I have ported a CUDA kernel to Mojo, and verified its correctness. The performance was worse, so I did Nsight Compute analysis and it told:
The memory access pattern for global loads from L2 might not be optimal. On average, only 4.0 of the 32 bytes transmitted per sector are utilized by each thread
(on the code lines that follow).
The CUDA code is doing a 128-bit SIMD load as follows:
reinterpret_cast<vec_t*>(x_vals_load)[c] = reinterpret_cast<const vec_t*>(x)[c * blockDim.x + threadIdx.x]
where x_vals_loaded is a thread local float array and x is the pointer to global memory (and vec_t is a struct of 4 floats.)
In Mojo I translated it like this:
vec = x.load[width=4](batch_id, base_idx)
where x is a 2D LayoutTensor.
Looking into the PTX I have discovered that in Mojo we get:
13 00007f82 6f26c3c0 LDG.E R26, [R4.64+0xc] 0 7 0.74% 0.05% 32 Global Load 32 0.05%
14 00007f82 6f26c3d0 LDG.E R27, [R4.64+0x8] 0 8 0.33% 0.05% 32 Global Load 32 0.05%
15 00007f82 6f26c3e0 LDG.E R32, [R4.64+0x4] 0 9 0.27% 0.05% 32 Global Load 32 0.05%
16 00007f82 6f26c3f0 LDG.E R33, [R4.64] 0 10 0.16% 0.05% 32 Global Load 32 0.05%
but in CUDA we get:
@!P0 LDG.E.128 R72, [R2.64]
I have tried a lot of ways and have not been able to get mojo to output this 128-bit loads.
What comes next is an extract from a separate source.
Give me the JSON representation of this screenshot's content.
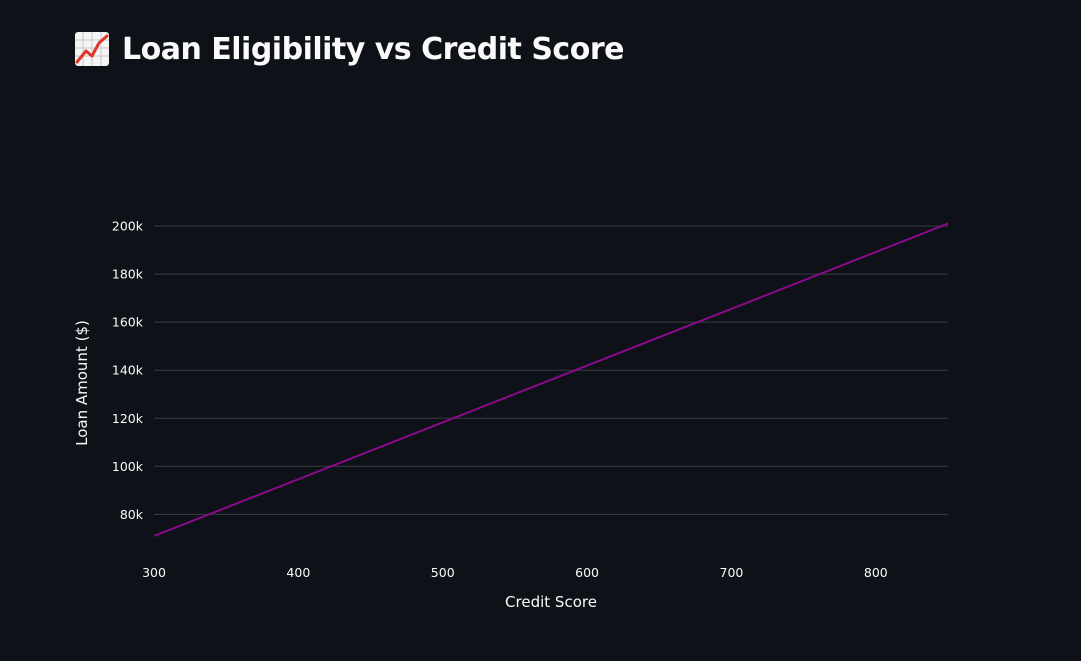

I have tested on an RTX 3090 and an H200.
here is a minimal reproduction:
from gpu import thread_idx
from gpu.host import DeviceContext
from layout import Layout, LayoutTensor
alias SIZE = 64
alias dtype = DType.float32
alias layout = Layout.row_major(SIZE)
fn test_vectorized_loads(
output: LayoutTensor[mut=True, dtype, layout, MutableAnyOrigin],
input: LayoutTensor[mut=False, dtype, layout, MutableAnyOrigin],
ctx: DeviceContext,
) raises:
@parameter
fn kernel():
if thread_idx.x == 0:
# 128-bit load: 4 x float32
vec4 = input.load[4](0, 0)
output.store[4](0, 0, vec4 * 2.0)
# 64-bit load: 2 x float32
vec2 = input.load[2](16, 0)
output.store[2](16, 0, vec2 * 3.0)
ctx.enqueue_function[kernel](grid_dim=(1, 1), block_dim=(1, 1))
def main():
ctx = DeviceContext()
input_buf = ctx.enqueue_create_buffer[dtype](SIZE)
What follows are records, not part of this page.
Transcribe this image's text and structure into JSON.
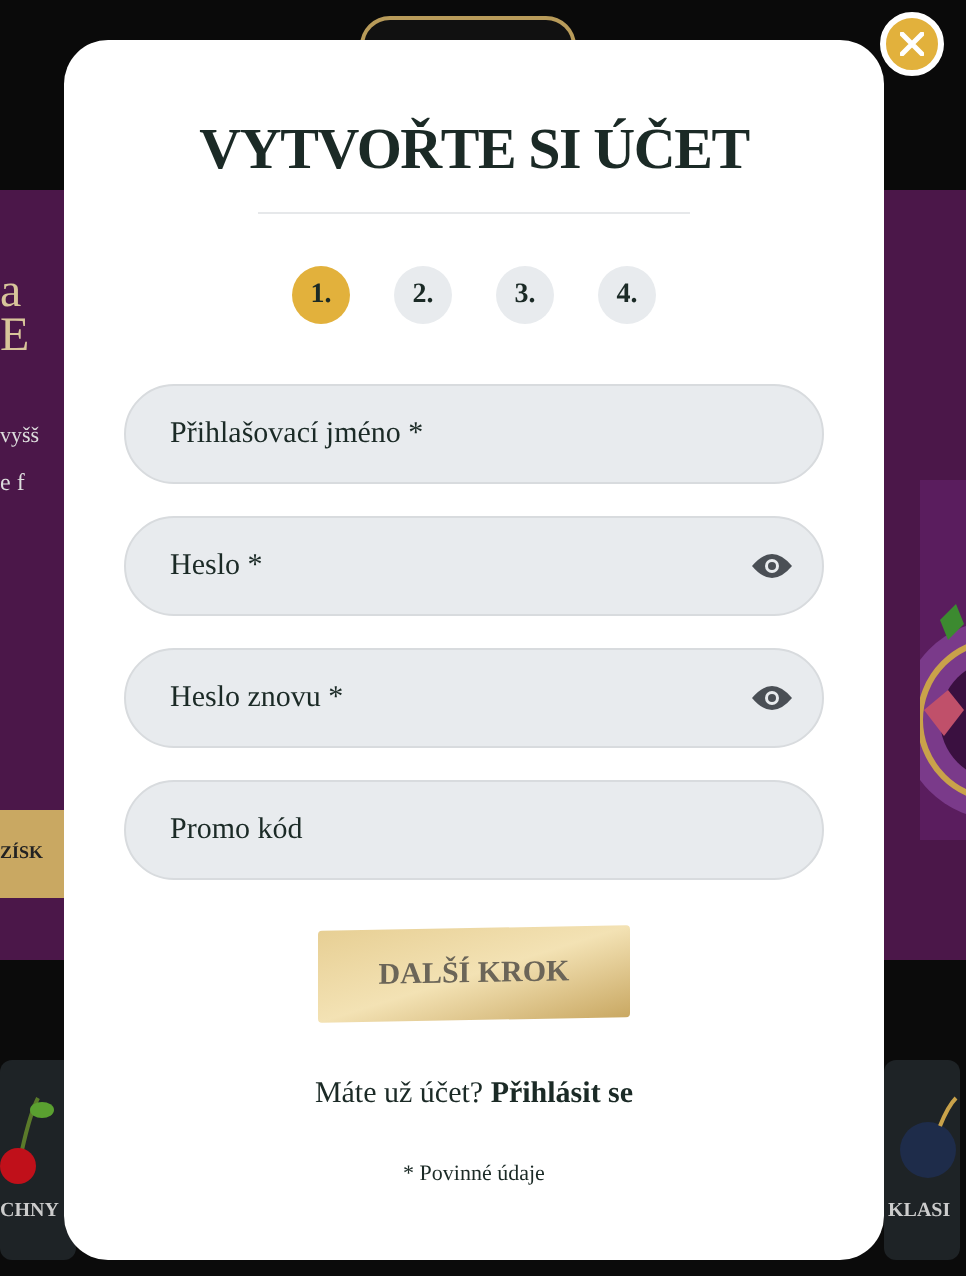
{
  "background": {
    "banner_fragments": [
      "a",
      "E",
      "vyšš",
      "e f"
    ],
    "banner_button": "ZÍSK",
    "categories": [
      {
        "label": "CHNY",
        "kind": "cherry"
      },
      {
        "label": "KLASI",
        "kind": "bomb"
      }
    ]
  },
  "modal": {
    "title": "VYTVOŘTE SI ÚČET",
    "steps": [
      {
        "label": "1.",
        "selected": true
      },
      {
        "label": "2.",
        "selected": false
      },
      {
        "label": "3.",
        "selected": false
      },
      {
        "label": "4.",
        "selected": false
      }
    ],
    "fields": [
      {
        "placeholder": "Přihlašovací jméno *",
        "kind": "text"
      },
      {
        "placeholder": "Heslo *",
        "kind": "password"
      },
      {
        "placeholder": "Heslo znovu *",
        "kind": "password"
      },
      {
        "placeholder": "Promo kód",
        "kind": "text"
      }
    ],
    "next_button": "DALŠÍ KROK",
    "login_prompt": "Máte už účet?",
    "login_link": "Přihlásit se",
    "required_note": "* Povinné údaje"
  }
}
output_buf = ctx.enqueue_create_buffer[dtype](SIZE).enqueue_fill(0)
with input_buf.map_to_host() as input_host:
for i in range(SIZE):
input_host[i] = Float32(i + 1)
input_tensor = LayoutTensor[mut=False, dtype, layout](input_buf.unsafe_ptr())
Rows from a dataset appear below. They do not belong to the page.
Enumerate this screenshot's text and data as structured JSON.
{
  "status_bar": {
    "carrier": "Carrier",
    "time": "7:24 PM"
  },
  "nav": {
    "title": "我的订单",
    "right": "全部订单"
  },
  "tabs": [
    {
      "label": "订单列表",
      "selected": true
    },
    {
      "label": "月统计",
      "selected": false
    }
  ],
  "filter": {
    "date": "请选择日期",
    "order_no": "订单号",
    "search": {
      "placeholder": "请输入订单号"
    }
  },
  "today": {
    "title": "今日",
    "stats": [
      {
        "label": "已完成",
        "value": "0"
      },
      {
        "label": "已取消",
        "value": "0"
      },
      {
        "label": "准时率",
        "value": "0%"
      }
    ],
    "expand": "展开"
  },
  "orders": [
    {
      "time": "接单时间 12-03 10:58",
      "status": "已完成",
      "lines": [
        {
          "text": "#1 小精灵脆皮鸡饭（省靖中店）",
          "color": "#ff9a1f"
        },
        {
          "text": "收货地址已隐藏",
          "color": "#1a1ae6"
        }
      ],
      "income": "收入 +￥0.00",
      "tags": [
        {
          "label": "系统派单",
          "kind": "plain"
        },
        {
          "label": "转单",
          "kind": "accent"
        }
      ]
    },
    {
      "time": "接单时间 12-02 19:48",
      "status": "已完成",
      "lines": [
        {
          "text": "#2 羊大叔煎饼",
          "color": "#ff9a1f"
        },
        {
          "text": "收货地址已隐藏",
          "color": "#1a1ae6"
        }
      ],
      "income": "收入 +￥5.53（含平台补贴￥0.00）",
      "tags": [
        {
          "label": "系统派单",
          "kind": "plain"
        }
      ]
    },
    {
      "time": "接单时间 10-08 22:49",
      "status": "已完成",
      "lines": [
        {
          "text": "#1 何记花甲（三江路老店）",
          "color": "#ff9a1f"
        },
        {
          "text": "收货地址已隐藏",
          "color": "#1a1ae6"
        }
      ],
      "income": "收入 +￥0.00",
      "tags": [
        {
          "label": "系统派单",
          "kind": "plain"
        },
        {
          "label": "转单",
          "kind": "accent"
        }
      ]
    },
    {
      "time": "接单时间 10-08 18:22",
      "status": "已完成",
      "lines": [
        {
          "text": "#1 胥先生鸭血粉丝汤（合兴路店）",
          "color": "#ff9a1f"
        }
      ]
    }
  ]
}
output_tensor = LayoutTensor[mut=True, dtype, layout](output_buf.unsafe_ptr())
test_vectorized_loads(output_tensor, input_tensor, ctx)
ctx.synchronize()
and then we can find the 32bit loads and stores with: mojo build --emit=llvm --debug-level=line-tables vectorization_repro.mojo
and grep -oP “ld.global.\S*” vectorization_repro.ll
I am assuming that I am making some mistake, or is this not yet supported by mojo?
Many Thanks for any help!
Cheers,
Johannes